Urteil vom 16. November a.c. (2P.321/2006). Glaubenssfreiheti war einmal eine innerhalb der Kirche, nun eine von der Kirche. Die Presse interpretiert das Bundesgericht mit ‚Austretungswillige Katholiken brauchen künftig ihrem Glauben nicht abzuschwören.’ – Wie steht’s für Reformierte?
«Teilausttritt aus der Kirche laut Bundesgericht möglich» – NZZonline vom 19.11.07
Ein Austritt aus der römisch-katholischen Landeskirche ist nun möglich, ohne den Austritt der römisch-katholischen Glaubensgemeinschaft zu erklären, nachdem das Bundesgericht anders denn in einem Urteil vor fünf Jahren jetzt erklärt, dass ein Kirchenaustritt in Rücksicht auf die Glaubensfreiheit keine Erschwernis erträgt. Es hat entschieden, dass eine Erklärung genügt, aus der Landeskirche austreten zu wollen, ohne damit aus der Kirche an sich austreten zu müssen. Katholiken zählen zur universellen römisch-katholischen Kirche (Weltkirche) und der römisch-katholischen Landeskirche (Kirchgemeinde). Letztere hat eine zudienende Funktion und regelt administrative Belange. Nun können Katholiken aus der Landeskirche austreten, ohne den Austritt aus der Glaubensgemeinschaft zu erklären, was nach katholischem (Welt-)Kirchenrecht sowieso nicht geht. Wer katholisch getauft ist, hat darauf verzichtet, darauf zurückzukommen. Als Katholik/In ist man im Horizont der Kirche irreversibel katholisch.

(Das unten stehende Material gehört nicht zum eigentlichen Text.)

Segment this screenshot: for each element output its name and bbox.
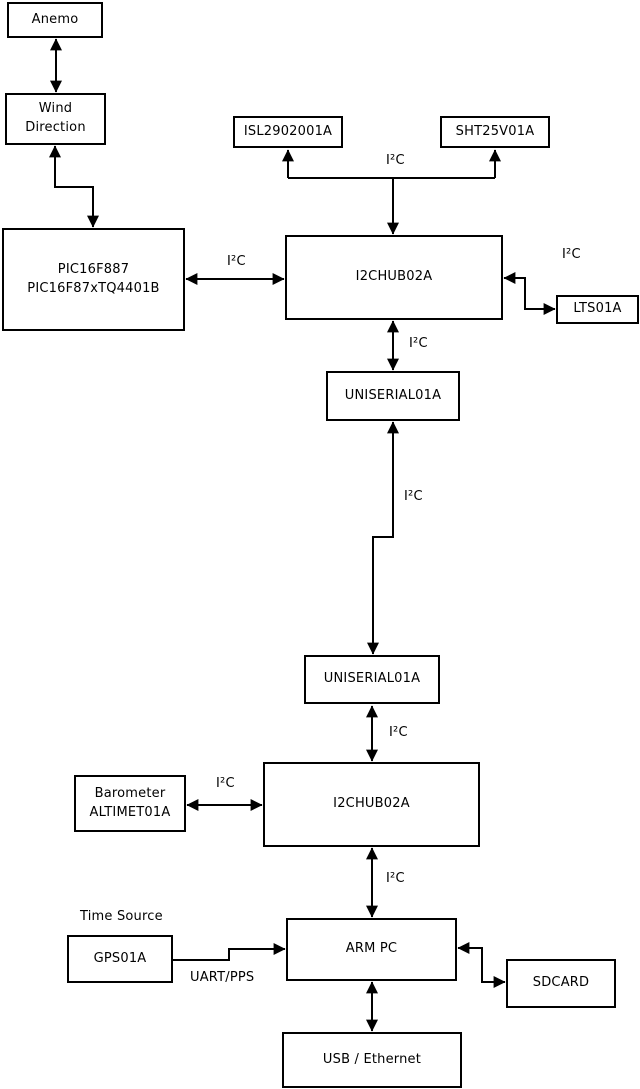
node-sdcard: SDCARD: [506, 959, 616, 1008]
edge-label-i2c-hub-uni: I²C: [409, 336, 428, 351]
edge-label-i2c-uni-uni: I²C: [404, 489, 423, 504]
edge-label-i2c-baro-hub2: I²C: [216, 776, 235, 791]
node-label: PIC16F887 PIC16F87xTQ4401B: [27, 261, 160, 296]
node-label: ISL2902001A: [243, 123, 333, 139]
edge-arm-sdcard: [457, 942, 506, 988]
node-i2chub-bottom: I2CHUB02A: [263, 762, 480, 847]
edge-label-i2c-uni-hub2: I²C: [389, 725, 408, 740]
node-label: I2CHUB02A: [333, 796, 410, 812]
node-arm-pc: ARM PC: [286, 918, 457, 981]
node-isl2902001a: ISL2902001A: [233, 116, 343, 148]
node-label: USB / Ethernet: [322, 1051, 422, 1067]
edge-label-uart-pps: UART/PPS: [190, 970, 255, 985]
node-label: SHT25V01A: [455, 123, 535, 139]
node-uniserial-top: UNISERIAL01A: [326, 371, 460, 421]
node-uniserial-bottom: UNISERIAL01A: [304, 655, 440, 704]
node-usb-ethernet: USB / Ethernet: [282, 1032, 462, 1088]
edge-label-i2c-sensor-bus: I²C: [386, 153, 405, 168]
node-pic: PIC16F887 PIC16F87xTQ4401B: [2, 228, 185, 331]
edge-label-i2c-hub2-arm: I²C: [386, 871, 405, 886]
node-sht25v01a: SHT25V01A: [440, 116, 550, 148]
node-label: Anemo: [31, 11, 79, 27]
edge-label-i2c-pic-hub: I²C: [227, 254, 246, 269]
node-label: I2CHUB02A: [355, 269, 433, 285]
node-wind-direction: Wind Direction: [5, 93, 106, 145]
node-anemo: Anemo: [7, 2, 103, 38]
node-label: Barometer ALTIMET01A: [89, 785, 171, 820]
node-lts01a: LTS01A: [556, 295, 639, 324]
edge-hub1-lts: [503, 272, 556, 315]
edge-uni1-uni2: [367, 421, 399, 655]
node-gps01a: GPS01A: [67, 935, 173, 983]
edge-label-time-source: Time Source: [80, 909, 163, 924]
node-label: UNISERIAL01A: [323, 671, 421, 687]
edge-wind-pic: [49, 145, 99, 228]
node-label: UNISERIAL01A: [344, 387, 442, 403]
edge-label-i2c-hub-lts: I²C: [562, 247, 581, 262]
node-barometer: Barometer ALTIMET01A: [74, 775, 186, 832]
node-label: ARM PC: [345, 941, 398, 957]
node-label: Wind Direction: [25, 101, 86, 135]
node-label: SDCARD: [532, 975, 590, 991]
node-label: GPS01A: [93, 950, 147, 966]
node-label: LTS01A: [573, 301, 622, 317]
node-i2chub-top: I2CHUB02A: [285, 235, 503, 320]
edge-gps-arm: [173, 943, 286, 961]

Martin Heidegger redet von einem Geworfensein in der Welt. Auf die Aufgehobenheit in der Kirche antwortet der Philosoph mit Rückgang auf die existenzialen Strukturen der Erschlossenheit des In-der-Welt-seins: Aufgehobenheit ist ja sowieso zwiespältig. Sie hebt sich, wie alles, was einseitig gesetzt ist, selbst auf, d.h. das Anrufen des Heiligen Geistes an der reformierten Taufe öffnet deshalb ein Tor zum kollektiven Glauben mit dem christlichen Wertesystem und dessen Deuten vom Evangelium her. Die Taufe zeichnet einen christlichen Lebens-Entwurf, für welchen die Gläubigen in einer zugleich mündig und fragwürdigen gewordnen Welt eigenverantwortlich bis dahin werden, diesen Entwurf zu hinterfragen. Eignet diesem eine spezifische Befindlichkeit, ein besonderes Verstehen, Reden und Auslegen? Die Beantwortung dieser Fragen wird um so dringlicher, als das Dasein zunächst und zumeist im Man aufgeht und von ihm gemeistert wird. Ist das Dasein als geworfenes In-der-Welt-sein nicht gerade zunächst in die Öffentlichkeit des anonymen Man geworfen? Und was bedeutet diese Öffentlichkeit anderes als die spezifische Erschlossenheit des Man, an welches sich die individuelle Erschlossenheit des Individuums anzuschliessen hat, das einer süssen Versuchung von Aufgehobenheit in der Kirche widersteht? Hat nicht die Kirche weltweit nicht immer wieder nicht versucht, sich mit Entwürfen zu begnügen, sondern Ideologie, Dogmen durchsetzte obzwar Gott selbst am Kreuze ‚sich beiseite räumte’ (statt
sich durchzusetzen.
Viele Menschen haben die Kirche selbst in ihrem Entwurfe in den letzten Jahren für sich aufgegeben, um sich nicht selber aufzugeben. Religiöses Burnout? Ob der Kirche nicht aufgegeben ist, an sie – anstatt exklusiv an die schon von ihr Überzeugten – zu denken, um ein Dasein ohne Zwang , in Glaubensfreiheit, zu entwerfen, auf die existenzielle Geworfenheit am Rande der Kirche zu antworten, an den sie bis zur nunmehrigen Wende des Bundesgerichts gedrängt wurden? Als religiöser Stil, ‚verlorene Schafe’ zu erinnern, zu fragen, was Kirchenferne wirklich ermöglichte, die Fülle von Ideen, Gedanken, Phantasmen, Spurenziehen als positiv (statt Verlust) zu interpretieren. Einzig dass diese Fülle existiert, und keineswegs der Sinn oder dessen Fehlen darin, interessiert insoweit. Kirchenferne als Existenzfunktion der Moderne hat glaublich (selbst) Zeichenfunktion, und in der Regularität der Einordnung von solchen Zeichen findet sich mutmasslich eine Aussage, wie der kirchliche Diskurs zur Glaubens- & Gewissensfreiheit weiters zu führen ist.